= Larry Downes =

Larry Downes (born March 1, 1959) is an Internet industry analyst and author on business strategies and information technology. Downes is best known for his first book, Unleashing the Killer App: Digital Strategies for Market Dominance (Harvard Business School 1998), which focuses on the potential of products and services for dramatically changing business. Unleashing the Killer App was a New York Times bestseller, sold over 200,000 copies, and was named by the Wall Street Journal one of the five most important books on business and the Internet ever published.

Downes is also the author of The Strategy Machine: Building Your Business One Idea at a Time (HarperBusiness 2001) and The Laws of Disruption: Harnessing the New Forces that Govern Business and Life in the Digital Age (Basic Books 2009), and co-author or Big Bang Disruption: Strategy in the Age of Devastating Innovation (Portfolio 2014).
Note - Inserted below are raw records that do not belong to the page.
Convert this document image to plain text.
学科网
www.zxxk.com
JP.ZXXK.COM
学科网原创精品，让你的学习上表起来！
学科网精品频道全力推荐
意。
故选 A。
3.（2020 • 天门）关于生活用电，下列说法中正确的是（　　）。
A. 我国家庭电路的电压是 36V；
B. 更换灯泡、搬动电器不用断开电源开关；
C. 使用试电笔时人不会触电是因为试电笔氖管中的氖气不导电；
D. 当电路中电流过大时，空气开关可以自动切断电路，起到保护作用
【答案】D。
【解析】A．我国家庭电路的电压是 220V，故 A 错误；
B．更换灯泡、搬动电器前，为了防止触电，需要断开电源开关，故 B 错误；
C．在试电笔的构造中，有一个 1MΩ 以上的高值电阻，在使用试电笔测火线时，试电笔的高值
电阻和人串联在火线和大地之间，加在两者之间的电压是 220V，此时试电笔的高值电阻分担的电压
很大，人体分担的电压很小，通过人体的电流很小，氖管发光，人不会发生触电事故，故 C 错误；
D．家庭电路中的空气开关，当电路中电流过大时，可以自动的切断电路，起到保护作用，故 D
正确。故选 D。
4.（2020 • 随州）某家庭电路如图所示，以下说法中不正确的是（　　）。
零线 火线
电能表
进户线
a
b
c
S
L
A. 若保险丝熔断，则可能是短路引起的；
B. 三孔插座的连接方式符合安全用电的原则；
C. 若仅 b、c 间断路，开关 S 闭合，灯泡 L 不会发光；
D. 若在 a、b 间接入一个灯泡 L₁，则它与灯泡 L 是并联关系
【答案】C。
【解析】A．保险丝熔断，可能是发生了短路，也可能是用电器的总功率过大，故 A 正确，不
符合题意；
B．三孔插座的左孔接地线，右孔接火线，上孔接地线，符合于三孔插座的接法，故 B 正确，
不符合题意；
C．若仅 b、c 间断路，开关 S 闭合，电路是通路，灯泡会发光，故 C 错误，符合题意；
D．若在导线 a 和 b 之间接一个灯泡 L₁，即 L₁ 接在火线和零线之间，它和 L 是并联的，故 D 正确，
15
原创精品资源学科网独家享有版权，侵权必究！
His most recent book is Pivot to the Future (Public Affairs 2019), which was Amazon's best-selling strategy title for April and May 2019.

Downes writes regularly for a variety of publications, including The Washington Post, Harvard Business Review, Forbes and CNET about such issues as privacy, the Internet of Things, streaming media, net neutrality, the U.S. Federal Communications Commission (FCC), and disruptive innovation generally.

He has testified frequently before Congress on technology policy. On February 15, 2011, he testified in front of Congress against the FCC's net neutrality rules, the so-called "Open Internet" rule, which prohibits blocking of lawful content and bans various forms of discrimination in the handling of specific data packets. He is a critic of over-regulation and an advocate of increased competition. His writings have appeared in various newspapers and magazines around the world, including Forbes, CNET, USA Today, Harvard Business Review, Wired, The Washington Post, MIT Sloan Management Review, The Economist, and the Harvard Journal of Law & Technology.

Downes held a faculty appointment at the Northwestern University School of Law from 1998 to 2001 where he taught courses on The Law of Technology. He also held a faculty appointment at the Booth School of Business from 1999 to 2000. He was an adjunct professor at the University of California, Berkeley from 2003 to 2007, where he was Associate Dean of the School of Information and at the Haas School of Business. From 2006 to 2010, he was a nonresident Fellow at the Stanford Center for Internet and Society.

From 2014, he was appointed a project director at the Georgetown Center for Business and Public Policy's Evolution of Regulation and Innovation project, housed at the McDonough School of Business at Georgetown University. He also serves as distinguished fellow for the Accenture Research.

In 2020, Downes served as editor-in-chief and co-author, with Blair Levin, of The Lewis Latimer Plan for Digital Equity and Inclusion, a report from the National Urban League published in 2021. The Latimer Plan formed the basis of broadband funding and regulatory reform provisions included in the bi-partisan Infrastructure Investment and Jobs Act (2021).

Downes received his BA from Northwestern University in 1980 with Honors in English, History, and Computer Science. He received his J.D. with High Honors from the University of Chicago Law School in 1993. From 1993 to 1994, he served as law clerk for the Hon. Richard Posner, Chief Judge, United States Court of Appeals for the Seventh Circuit. He was also a consultant with Andersen Consulting (now Accenture) and McKinsey & Co from 1980 to 1990.

He grew up in Oak Park, Michigan, graduating from Oak Park High School.